- Theatrical release poster
- Directed by: Richard Wallace
- Written by: Grover Jones (screenplay) I. A. R. Wylie (story)
- Produced by: Joe Pasternak
- Starring: Gloria Jean Robert Cummings
- Cinematography: Hal Mohr
- Edited by: Frank Gross
- Music by: Charles Previn
- Distributed by: Universal Pictures
- Release date: September 1, 1939 (United States);
- Running time: 88 minutes
- Country: United States
- Language: English
- Budget: over $465,000

= The Under-Pup =

The Under-Pup is a 1939 American feature film by Richard Wallace that introduced soprano singing star Gloria Jean to the screen.

==Plot==
Pip-Emma Binns is a New York tomboy with 11 uncles, who wear uniforms and teach her the professional tricks of their trades. Pip-Emma is invited—as a charity case—to a summer camp for wealthy girls. The snobby "Purple Order of Penguins" resent Pip-Emma's brash behavior, plain-spoken opinions, and streetwise skills learned from her uncles, and she is bullied by the other girls. Her only girlfriend is Janet Cooper, a poor little rich girl whose parents are on the verge of divorce. Pip-Emma calls upon her beloved grandfather to visit Janet's parents and talk some sense into them. Camp counselor Priscilla Adams and her football-playing suitor Dennis Lane carry on a reluctant romance while trying to sort out Pip-Emma's problems. Camp caretaker Tolio befriends Pip-Emma while his two bratty sons pester her. Pip-Emma stands up for herself and wins everyone over, including the girl who had bullied her the most.

==Production==
The screenplay by Grover Jones was based on a story by I.A.R. Wylie, which was published in 1938.

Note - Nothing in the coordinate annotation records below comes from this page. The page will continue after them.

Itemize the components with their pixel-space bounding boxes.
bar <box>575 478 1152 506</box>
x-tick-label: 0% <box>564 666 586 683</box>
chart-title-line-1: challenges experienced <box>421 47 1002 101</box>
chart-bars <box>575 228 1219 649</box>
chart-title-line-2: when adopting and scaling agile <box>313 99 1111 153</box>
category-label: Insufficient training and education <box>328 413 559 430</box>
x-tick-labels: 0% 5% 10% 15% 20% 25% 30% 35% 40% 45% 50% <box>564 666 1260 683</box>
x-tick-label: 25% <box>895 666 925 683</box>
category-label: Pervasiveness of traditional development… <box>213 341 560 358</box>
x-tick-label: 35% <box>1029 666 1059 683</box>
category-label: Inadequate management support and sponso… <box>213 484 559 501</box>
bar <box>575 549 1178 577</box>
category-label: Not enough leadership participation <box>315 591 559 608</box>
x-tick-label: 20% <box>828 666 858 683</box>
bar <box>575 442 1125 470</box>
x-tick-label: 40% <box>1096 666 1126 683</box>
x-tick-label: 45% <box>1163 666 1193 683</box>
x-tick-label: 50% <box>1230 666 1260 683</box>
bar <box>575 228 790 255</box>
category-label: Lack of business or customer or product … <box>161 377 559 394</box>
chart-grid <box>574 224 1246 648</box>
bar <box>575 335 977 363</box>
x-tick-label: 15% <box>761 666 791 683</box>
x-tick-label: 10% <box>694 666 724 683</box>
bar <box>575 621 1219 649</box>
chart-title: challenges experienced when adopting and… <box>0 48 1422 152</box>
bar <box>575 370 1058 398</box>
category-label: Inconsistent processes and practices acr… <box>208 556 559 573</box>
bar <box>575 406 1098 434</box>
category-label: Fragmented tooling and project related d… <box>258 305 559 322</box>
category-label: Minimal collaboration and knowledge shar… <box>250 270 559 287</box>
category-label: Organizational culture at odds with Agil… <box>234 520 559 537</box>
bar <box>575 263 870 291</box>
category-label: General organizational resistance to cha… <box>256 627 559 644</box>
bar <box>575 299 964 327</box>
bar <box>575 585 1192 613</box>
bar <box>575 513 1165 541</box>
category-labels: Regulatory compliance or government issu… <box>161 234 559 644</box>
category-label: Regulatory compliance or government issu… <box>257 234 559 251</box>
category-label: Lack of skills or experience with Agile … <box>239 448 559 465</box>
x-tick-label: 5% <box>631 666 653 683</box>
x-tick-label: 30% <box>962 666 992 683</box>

Joe Pasternak held extensive auditions to find the lead throughout 1938, during which he discovered Gloria Jean. She later recalled:
There were hundreds of beautiful little girls there [at the audition]. I had been grabbed out of the sandbox, and I didn’t look so nice. I had pigtails and my teeth were a little crooked. But that’s what Joe liked.... I said, ‘I can’t sing, the piano’s out of tune.’ My mother almost shot me. Joe said, ‘I like this kid. Let’s get the piano tuned and bring her back tomorrow.’ I got all kinds of lectures on the way home about being a little more subdued. When I sang the next day, I knew it went very well.
Filming took place from May to June 1939. It was originally budgeted at $445,000.

Robert Cummings had just appeared in Three Smart Girls Grow Up and been signed to a long-term contract with Universal. Although The Under-Pup was his first above-the-title lead, he was overshadowed by screen newcomer Gloria Jean, on whom the publicity was focused.

==Reception==
The film had its premiere in Gloria Jean's hometown of Scranton, Pennsylvania on Thursday, August 24, 1939. As Gloria Jean's biographers recounted, "In a surprise move that amazed both the studio publicity men and the national press corps, the local coal miners declared a strike, and shut down the community's major industry for the day in Gloria's honor."

Variety called the film "surefire entertainment" and singled out Gloria Jean: "Typical American girl of her age, youngster has warm poise, winsome personality, and a screen presence that is remarkable considering this is the first time she faced the cameras."

The film was well received, and was followed by an unofficial sequel, A Little Bit of Heaven (1940). Many of the cast members from The Under-Pup appear in the second film, but with different character names.

In 1946, Hollywood studios joined forces to create a special film library of feature films, intended specifically for children's matinées. All the studios contributed a few of their greatest hits with juvenile appeal; Universal supplied The Under-Pup.

==Radio adaptation==
The film script was adapted for radio and was presented on Lux Radio Theater on April 15, 1940, with Gloria Jean and Nan Grey reprising their film roles.